I am not an expert on neurotypicals but in over fifty years I have seen lots and read lots. More recently I have read and researched the neurodivergent brain. So, I know that they are different.
(Some people don’t like the term neurotypical because of the typical bit. Dr Luke Beardon recommends the use of Predominant Neuro Type (PNT). I’m more interested in the message and the meaning that the terminology and think continually being offended by words might overshadow the message. But I will always respect the way that someone chooses to identify of course.)
A common myth,misconception, and misunderstanding seems to be that we are not flexible and need fixed routines. While this may feel like it is true, no-one seems to dig deeper and explain that for many of us, every minute is filled with the unknowns of the next, and we need to find something known for a moment of regulation. I will post my piece on ‘reliability points’ next. Dr Beardon’s term.
So this one is called Camping at Base Camp Everest.
An average neurotypical NT, or PNT, gets up on a planet they understand and feel secure in most of their knowledge about it. They know what to expect from their colleagues and what their colleagues expect from them. A meeting with the boss might be worrying but with their special skills menu they will know what to say and more importantly – what not to.
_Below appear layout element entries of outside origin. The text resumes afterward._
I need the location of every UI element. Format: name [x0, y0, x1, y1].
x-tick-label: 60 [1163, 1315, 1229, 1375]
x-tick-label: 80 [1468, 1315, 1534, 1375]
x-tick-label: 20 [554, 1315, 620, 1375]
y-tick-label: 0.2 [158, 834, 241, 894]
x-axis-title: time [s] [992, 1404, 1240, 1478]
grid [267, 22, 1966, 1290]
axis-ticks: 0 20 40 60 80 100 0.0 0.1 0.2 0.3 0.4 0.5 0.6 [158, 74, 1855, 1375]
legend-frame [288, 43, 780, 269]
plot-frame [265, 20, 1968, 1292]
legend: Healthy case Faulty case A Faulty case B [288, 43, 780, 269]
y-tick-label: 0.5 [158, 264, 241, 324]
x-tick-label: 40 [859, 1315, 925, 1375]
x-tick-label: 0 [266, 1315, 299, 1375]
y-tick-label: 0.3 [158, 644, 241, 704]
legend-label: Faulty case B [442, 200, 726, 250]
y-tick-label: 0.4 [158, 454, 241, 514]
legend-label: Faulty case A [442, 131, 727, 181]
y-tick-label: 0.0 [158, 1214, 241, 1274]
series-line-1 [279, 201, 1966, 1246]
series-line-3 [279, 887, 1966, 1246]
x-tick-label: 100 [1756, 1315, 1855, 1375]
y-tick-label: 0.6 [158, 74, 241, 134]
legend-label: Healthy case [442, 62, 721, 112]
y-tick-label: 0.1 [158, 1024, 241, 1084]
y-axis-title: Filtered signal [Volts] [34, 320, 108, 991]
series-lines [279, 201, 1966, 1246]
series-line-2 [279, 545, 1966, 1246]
And so, for them it is a camping trip on a mildly windy day. They have the instructions for the tent and are confident about the assembly. Some bits might be missing but they can borrow a tent peg or find a rock nearby.
There might be some undulating ground to avoid and if the wind gusts with menace they may have to work quicker and harder. They may need another jumper. But they know that they have stayed happily in that tent before and have survived to rise in the morning with the sun. They know that if a storm arrives, they can hastily retreat to the car and go home. They know where the car is parked, and they know the way home. They may be damp and disappointed, but they will put the kettle on and plan the next camping trip.
I am human just the same as you and I have arrived with my trusty tent ready to embark on my camping adventure.
But I am at Everest Base Camp. All around me are people with different languages and customs. I need to try and communicate with them so I can find out where to pitch my tent and how to buy some food and if anyone knows the weather conditions for the next day.
A storm of snow or wind or both could make erecting the tent impossible. If this happens then I have to find shelter in this desolate and inhospitable place. I have no idea how I will attempt the ascent to the summit tomorrow. I have no idea what I will awake to find or even if I will be able to sleep through any of the night.
Just like the neurotypical trip, we are both camping, but the harsh unknown, unpredictable nature of my surroundings and the lack of anything known or secure, means that my energy levels will drop rapidly, it will be difficult to relax and when I spill my only flask of hot coffee it will be enough to reduce me to a heap of sobs.
If this is me in the office, you will think that I am overreacting to something as simple as spilled coffee.
You might tell me to stop being pathetic and that I am embarrassing myself.
The coffee is irrelevant. I know that it makes it easier for people to look away and walk away if they believe the myths and misconceptions. Stay away from her, don’t invite her, she always overreacts. She gets upset at the smallest things.
But if you’d watched a documentary of me ascending to Everest Base Camp alone, watched me pitch my flimsy tent in wind and driving rain, watched me struggle to find food, and watched me trying to decipher the map for tomorrow’s climb – then you might just understand why spilling my hot coffee mattered.